We all know the feeling. It’s late, your stomach’s grumbling and you need food that’s fast, cheap and will induce a strong enough food coma you’ll be asleep before the guilt starts.
Whether it’s leaving the library after midnight, heading home at bar close or simply missing the late night McCormick dining hours, facing a prospect of stale chips and ramen noodles at 2 a.m. is less than ideal.
So what’s the solution to satisfy those late night munchies? Order Chopstix, that’s what.
It begins the first weekend on campus as a new student. You walk into the residence hall, glance at the bulletin board and see a Chinese restaurant menu resembling those you keep stuffed in a kitchen drawer at home. One pair of roommates orders, and word spreads like wildfire about the place that may not have a correctly spelled name, but sure is delicious.
The best part? It delivers until 3 a.m.
You make that first fateful call to one of two phone numbers (that’s right – Chopstix is so popular they provide two numbers on the menu) and an instant romance buds. It may be a one-sided, self-destructive romance based on financial gains, but a love affair nonetheless.
Ordering Chopstix isn’t just an act – it’s an experience. It’s about chasing the delivery guy across the street because you’re not quite sure what your residence hall’s address is yet. It’s the copious amounts of rice and meat fit to feed an entire high school football team. And it’s the lingering smell that serves as a reminder of the torture your body endured by indulging in such food.
Overall, though, it’s pretty fantastic … until the Milwaukee Health Department reports three pages worth of health violations at the restaurant.
According to an NBC News TMJ4 article last week based on the health department’s report, the violations were endless. Employees didn’t wash their hands while working. Even if they wanted to wash up, there wasn’t soap to do so. There was a “severe fruit fly problem” in the food prep area. Dirty sinks, moldy shelves and slimy cutting boards were used near the food.
Hearing reports like this is scary. If you’re like me, images of hair falling into sauces and body parts cut off and placed in egg rolls start to flood your mind. We all know Chopstix is food poisoning waiting to happen, but if the restaurant is clean we can at least blame ourselves for the injustice done to our bodies each meal.
This isn’t the first time Chopstix has been slammed with health code violations, though. So why do we keep ordering it?
The problem is not Chopstix. It’s the fact that if it isn’t Chopstix on those late nights, it’s cheese curds from Dogg Haus. If it’s not Dogg Haus it’s Real Chili. If it’s not Real Chili, it’s Jimmy John’s, accompanied by a mountain of mayo. And if it’s not Jimmy John’s, it’s Papa John’s on $5 Tuesdays.

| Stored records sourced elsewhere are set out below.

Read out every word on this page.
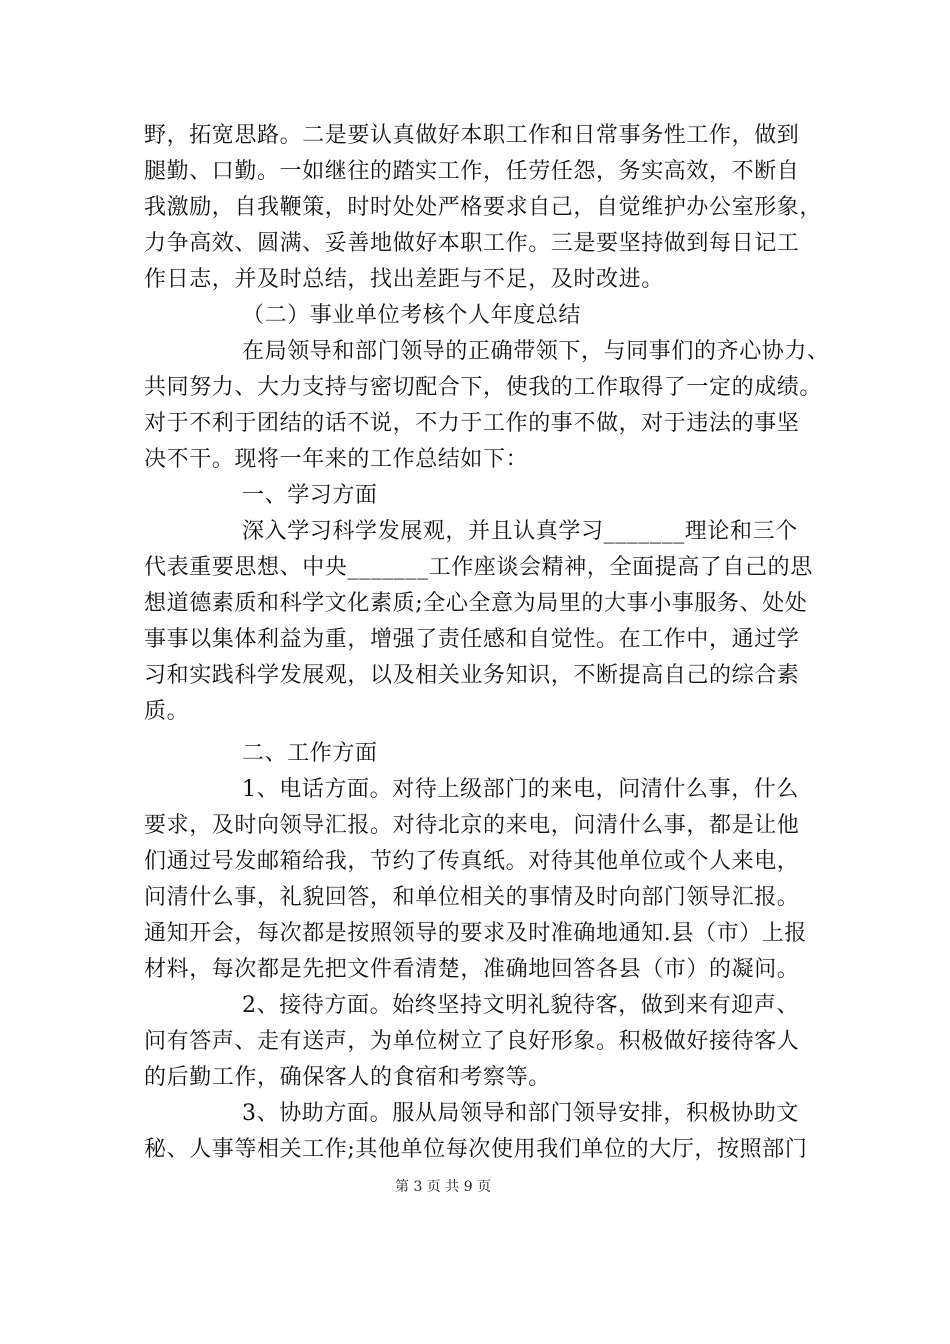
野，拓宽思路。二是要认真做好本职工作和日常事务性工作，做到
腿勤、口勤。一如继往的踏实工作，任劳任怨，务实高效，不断自
我激励，自我鞭策，时时处处严格要求自己，自觉维护办公室形象，
力争高效、圆满、妥善地做好本职工作。三是要坚持做到每日记工
作日志，并及时总结，找出差距与不足，及时改进。
（二）事业单位考核个人年度总结
在局领导和部门领导的正确带领下，与同事们的齐心协力、
共同努力、大力支持与密切配合下，使我的工作取得了一定的成绩。
对于不利于团结的话不说，不力于工作的事不做，对于违法的事坚
决不干。现将一年来的工作总结如下：
一、学习方面
深入学习科学发展观，并且认真学习_______理论和三个
代表重要思想、中央_______工作座谈会精神，全面提高了自己的思
想道德素质和科学文化素质;全心全意为局里的大事小事服务、处处
事事以集体利益为重，增强了责任感和自觉性。在工作中，通过学
习和实践科学发展观，以及相关业务知识，不断提高自己的综合素
质。
二、工作方面
1、电话方面。对待上级部门的来电，问清什么事，什么
要求，及时向领导汇报。对待北京的来电，问清什么事，都是让他
们通过号发邮箱给我，节约了传真纸。对待其他单位或个人来电，
问清什么事，礼貌回答，和单位相关的事情及时向部门领导汇报。
通知开会，每次都是按照领导的要求及时准确地通知.县（市）上报
材料，每次都是先把文件看清楚，准确地回答各县（市）的凝问。
2、接待方面。始终坚持文明礼貌待客，做到来有迎声、
问有答声、走有送声，为单位树立了良好形象。积极做好接待客人
的后勤工作，确保客人的食宿和考察等。
3、协助方面。服从局领导和部门领导安排，积极协助文
秘、人事等相关工作;其他单位每次使用我们单位的大厅，按照部门
第 3 页 共 9 页
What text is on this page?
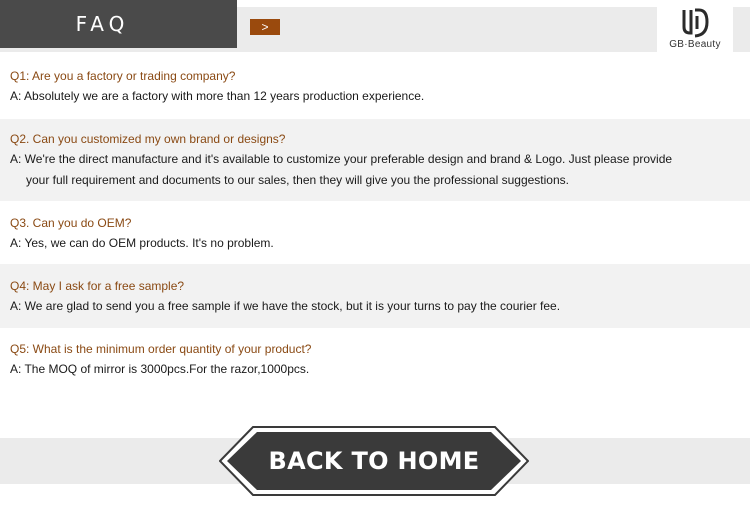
FAQ	>
GB·Beauty
Q1: Are you a factory or trading company?
A: Absolutely we are a factory with more than 12 years production experience.
Q2. Can you customized my own brand or designs?
A: We're the direct manufacture and it's available to customize your preferable design and brand & Logo. Just please provide
your full requirement and documents to our sales, then they will give you the professional suggestions.
Q3. Can you do OEM?
A: Yes, we can do OEM products. It's no problem.
Q4: May I ask for a free sample?
A: We are glad to send you a free sample if we have the stock, but it is your turns to pay the courier fee.
Q5: What is the minimum order quantity of your product?
A: The MOQ of mirror is 3000pcs.For the razor,1000pcs.
BACK TO HOME
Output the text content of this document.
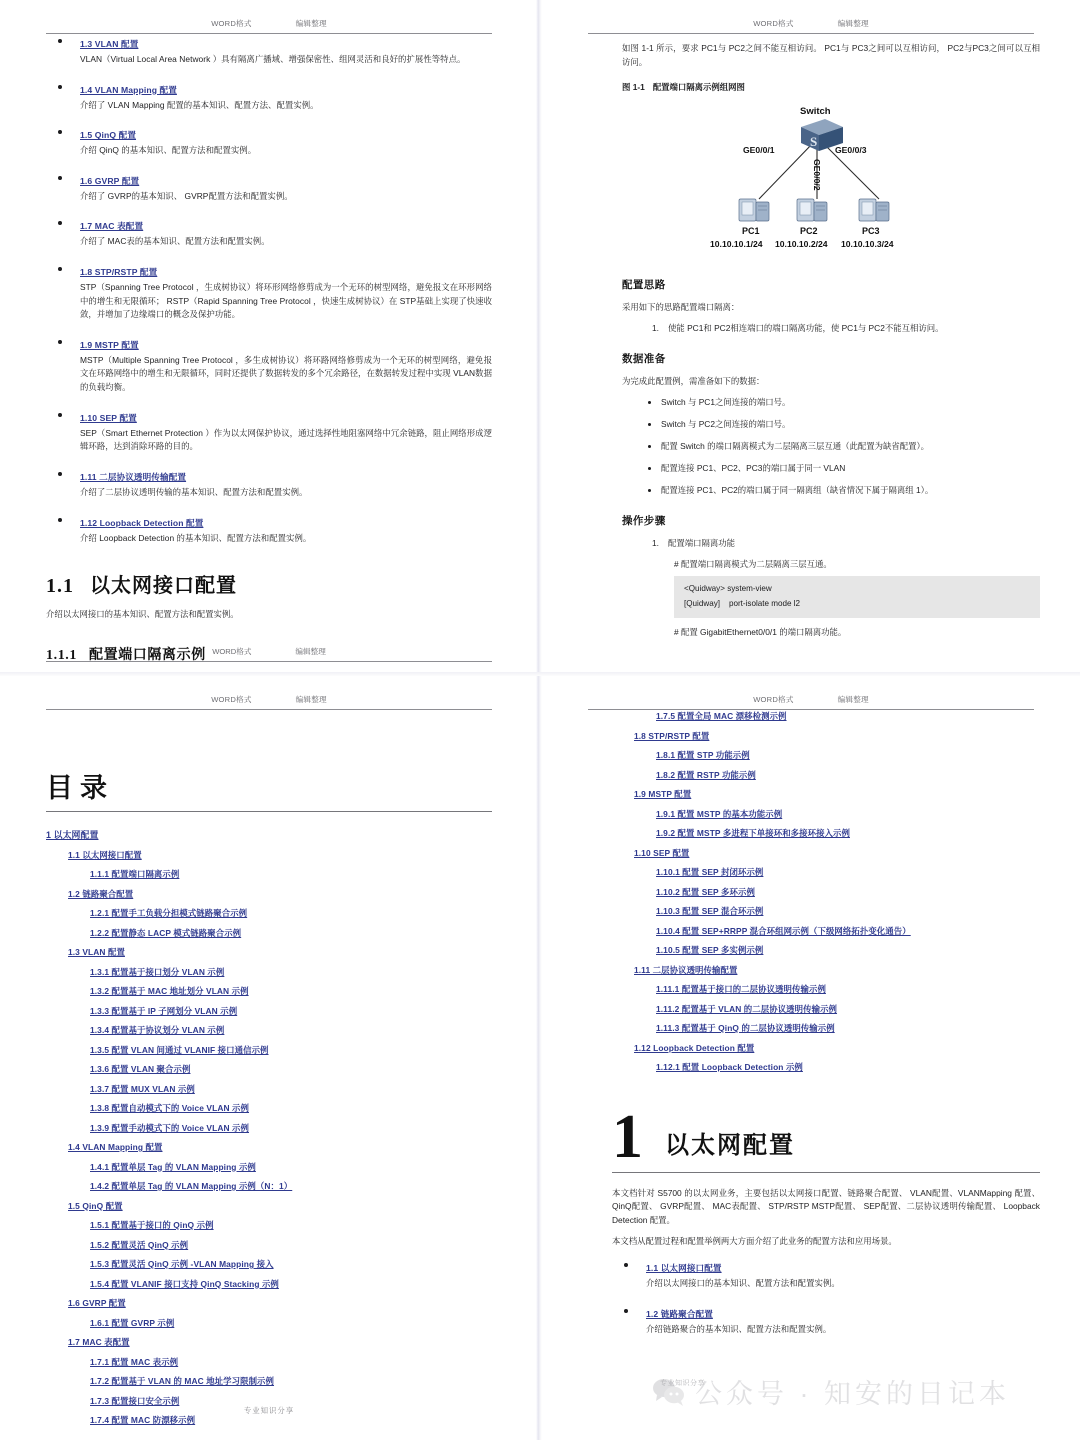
WORD格式	编辑整理
1.3 VLAN 配置
VLAN（Virtual Local Area Network ）具有隔离广播域、增强保密性、组网灵活和良好的扩展性等特点。
1.4 VLAN Mapping 配置
介绍了 VLAN Mapping 配置的基本知识、配置方法、配置实例。
1.5 QinQ 配置
介绍 QinQ 的基本知识、配置方法和配置实例。
1.6 GVRP 配置
介绍了 GVRP的基本知识、 GVRP配置方法和配置实例。
1.7 MAC 表配置
介绍了 MAC表的基本知识、配置方法和配置实例。
1.8 STP/RSTP 配置
STP（Spanning Tree Protocol ，生成树协议）将环形网络修剪成为一个无环的树型网络，避免报文在环形网络中的增生和无限循环； RSTP（Rapid Spanning Tree Protocol ，快速生成树协议）在 STP基础上实现了快速收敛，并增加了边缘端口的概念及保护功能。
1.9 MSTP 配置
MSTP（Multiple Spanning Tree Protocol ，多生成树协议）将环路网络修剪成为一个无环的树型网络，避免报文在环路网络中的增生和无限循环，同时还提供了数据转发的多个冗余路径，在数据转发过程中实现 VLAN数据的负载均衡。
1.10 SEP 配置
SEP（Smart Ethernet Protection ）作为以太网保护协议，通过选择性地阻塞网络中冗余链路，阻止网络形成逻辑环路，达到消除环路的目的。
1.11 二层协议透明传输配置
介绍了二层协议透明传输的基本知识、配置方法和配置实例。
1.12 Loopback Detection 配置
介绍 Loopback Detection 的基本知识、配置方法和配置实例。
1.1 以太网接口配置

介绍以太网接口的基本知识、配置方法和配置实例。

1.1.1 配置端口隔离示例 WORD格式	编辑整理
WORD格式	编辑整理

如图 1-1 所示，要求 PC1与 PC2之间不能互相访问。 PC1与 PC3之间可以互相访问， PC2与PC3之间可以互相访问。

图 1-1 配置端口隔离示例组网图
S
Switch
GE0/0/1	GE0/0/3
GE0/0/2
PC1	PC2	PC3
10.10.10.1/24 10.10.10.2/24 10.10.10.3/24
配置思路

采用如下的思路配置端口隔离：

使能 PC1和 PC2相连端口的端口隔离功能，使 PC1与 PC2不能互相访问。
数据准备

为完成此配置例，需准备如下的数据：

Switch 与 PC1之间连接的端口号。
Switch 与 PC2之间连接的端口号。
配置 Switch 的端口隔离模式为二层隔离三层互通（此配置为缺省配置）。
配置连接 PC1、PC2、PC3的端口属于同一 VLAN
配置连接 PC1、PC2的端口属于同一隔离组（缺省情况下属于隔离组 1）。
操作步骤
配置端口隔离功能
# 配置端口隔离模式为二层隔离三层互通。
<Quidway> system-view
[Quidway]    port-isolate mode l2
# 配置 GigabitEthernet0/0/1 的端口隔离功能。
WORD格式	编辑整理
目录
1 以太网配置
1.1 以太网接口配置
1.1.1 配置端口隔离示例
1.2 链路聚合配置
1.2.1 配置手工负载分担模式链路聚合示例
1.2.2 配置静态 LACP 模式链路聚合示例
1.3 VLAN 配置
1.3.1 配置基于接口划分 VLAN 示例
1.3.2 配置基于 MAC 地址划分 VLAN 示例
1.3.3 配置基于 IP 子网划分 VLAN 示例
1.3.4 配置基于协议划分 VLAN 示例
1.3.5 配置 VLAN 间通过 VLANIF 接口通信示例
1.3.6 配置 VLAN 聚合示例
1.3.7 配置 MUX VLAN 示例
1.3.8 配置自动模式下的 Voice VLAN 示例
1.3.9 配置手动模式下的 Voice VLAN 示例
1.4 VLAN Mapping 配置
1.4.1 配置单层 Tag 的 VLAN Mapping 示例
1.4.2 配置单层 Tag 的 VLAN Mapping 示例（N：1）
1.5 QinQ 配置
1.5.1 配置基于接口的 QinQ 示例
1.5.2 配置灵活 QinQ 示例
1.5.3 配置灵活 QinQ 示例 -VLAN Mapping 接入
1.5.4 配置 VLANIF 接口支持 QinQ Stacking 示例
1.6 GVRP 配置
1.6.1 配置 GVRP 示例
1.7 MAC 表配置
1.7.1 配置 MAC 表示例
1.7.2 配置基于 VLAN 的 MAC 地址学习限制示例
1.7.3 配置接口安全示例
1.7.4 配置 MAC 防漂移示例
专业知识分享
WORD格式	编辑整理
1.7.5 配置全局 MAC 漂移检测示例
1.8 STP/RSTP 配置
1.8.1 配置 STP 功能示例
1.8.2 配置 RSTP 功能示例
1.9 MSTP 配置
1.9.1 配置 MSTP 的基本功能示例
1.9.2 配置 MSTP 多进程下单接环和多接环接入示例
1.10 SEP 配置
1.10.1 配置 SEP 封闭环示例
1.10.2 配置 SEP 多环示例
1.10.3 配置 SEP 混合环示例
1.10.4 配置 SEP+RRPP 混合环组网示例（下级网络拓扑变化通告）
1.10.5 配置 SEP 多实例示例
1.11 二层协议透明传输配置
1.11.1 配置基于接口的二层协议透明传输示例
1.11.2 配置基于 VLAN 的二层协议透明传输示例
1.11.3 配置基于 QinQ 的二层协议透明传输示例
1.12 Loopback Detection 配置
1.12.1 配置 Loopback Detection 示例
1 以太网配置

本文档针对 S5700 的以太网业务，主要包括以太网接口配置、链路聚合配置、 VLAN配置、VLANMapping 配置、 QinQ配置、 GVRP配置、 MAC表配置、 STP/RSTP MSTP配置、 SEP配置、二层协议透明传输配置、 Loopback Detection 配置。

本文档从配置过程和配置举例两大方面介绍了此业务的配置方法和应用场景。

1.1 以太网接口配置
介绍以太网接口的基本知识、配置方法和配置实例。
1.2 链路聚合配置
介绍链路聚合的基本知识、配置方法和配置实例。
公众号 · 知安的日记本
专业知识分享
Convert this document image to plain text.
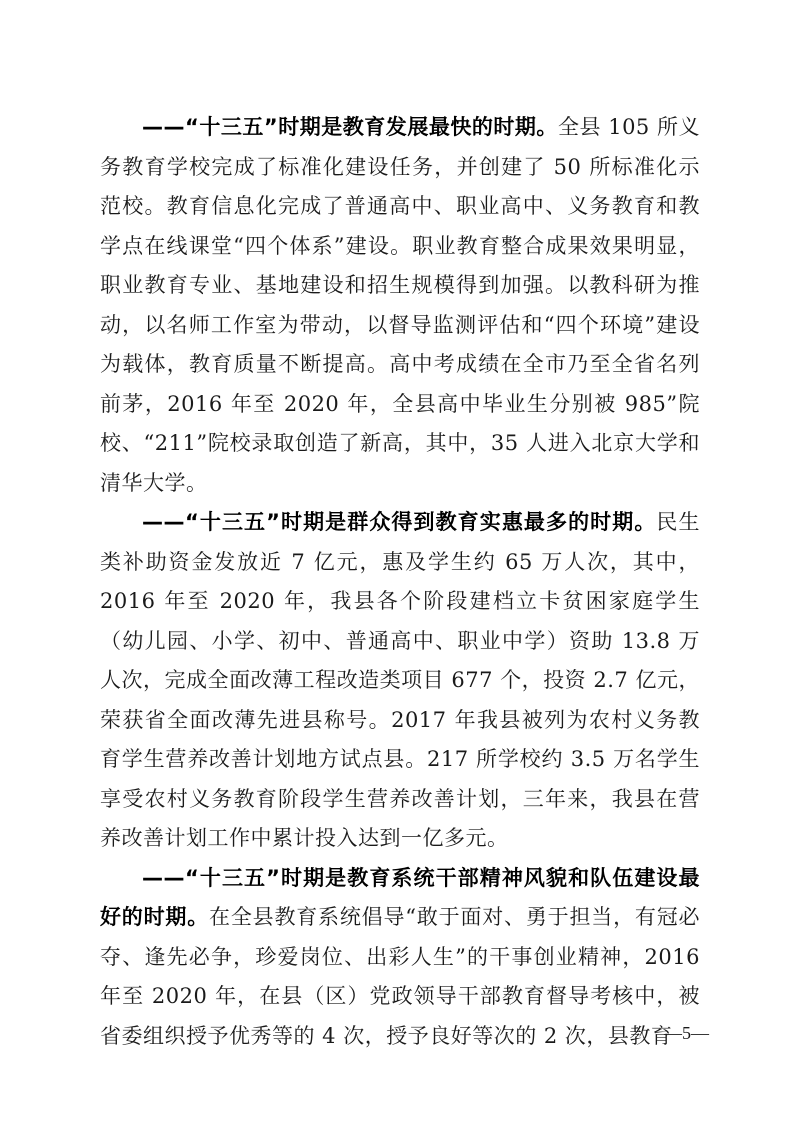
——“十三五”时期是教育发展最快的时期。全县 105 所义务教育学校完成了标准化建设任务，并创建了 50 所标准化示范校。教育信息化完成了普通高中、职业高中、义务教育和教学点在线课堂“四个体系”建设。职业教育整合成果效果明显，职业教育专业、基地建设和招生规模得到加强。以教科研为推动，以名师工作室为带动，以督导监测评估和“四个环境”建设为载体，教育质量不断提高。高中考成绩在全市乃至全省名列前茅，2016 年至 2020 年，全县高中毕业生分别被 985”院校、“211”院校录取创造了新高，其中，35 人进入北京大学和清华大学。

——“十三五”时期是群众得到教育实惠最多的时期。民生类补助资金发放近 7 亿元，惠及学生约 65 万人次，其中，2016 年至 2020 年，我县各个阶段建档立卡贫困家庭学生（幼儿园、小学、初中、普通高中、职业中学）资助 13.8 万人次，完成全面改薄工程改造类项目 677 个，投资 2.7 亿元，荣获省全面改薄先进县称号。2017 年我县被列为农村义务教育学生营养改善计划地方试点县。217 所学校约 3.5 万名学生享受农村义务教育阶段学生营养改善计划，三年来，我县在营养改善计划工作中累计投入达到一亿多元。

——“十三五”时期是教育系统干部精神风貌和队伍建设最好的时期。在全县教育系统倡导“敢于面对、勇于担当，有冠必夺、逢先必争，珍爱岗位、出彩人生”的干事创业精神，2016 年至 2020 年，在县（区）党政领导干部教育督导考核中，被省委组织授予优秀等的 4 次，授予良好等次的 2 次，县教育

—5—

Our campus is surrounded by junk. Yes, we’re college students, and yes, we oftentimes choose to eat such things – I’ll even admit to recently surrendering to cheese curds. But simply because we occasionally make such choices doesn’t mean they should be the only options.
Some late nights all I really want is some fruit. The only option is to run to 7-Eleven and buy a little plastic container of grapes that may or may not have mold on them. The kiwis always look pretty good, but I mean, why does a place like 7-Eleven sell kiwis in the first place?
Not everyone has the luxury of having a car on campus, or the time to take a 45-minute bus ride to the nearest grocery store. The realistic options are dorm or AMU food, the places on Wells Street or ordering health code-violating Chinese food. On top of that, rumor is that one of the healthiest options on campus – Subway – is being replaced by an apartment building.
We need a legitimate place on campus to buy groceries that doesn’t primarily serve liquor. We need a coffee shop or deli that’s open all night. Other schools have them; why can’t we if people are willing to work late hours? And we need options that at least give us the chance to make healthier eating decisions on those late nights.
I know it’s a matter of space and location, and I also know there are much more pressing issues currently facing the university than fresh fruit and veggies, but this is something that needs to be of higher importance going forward.
Until the conversation progresses, though, it’ll just have to be fried cheese, greasy pizza and fruit-fly infested orange chicken. And we’ll deal with the unpleasant soy sauce hangovers in the morning.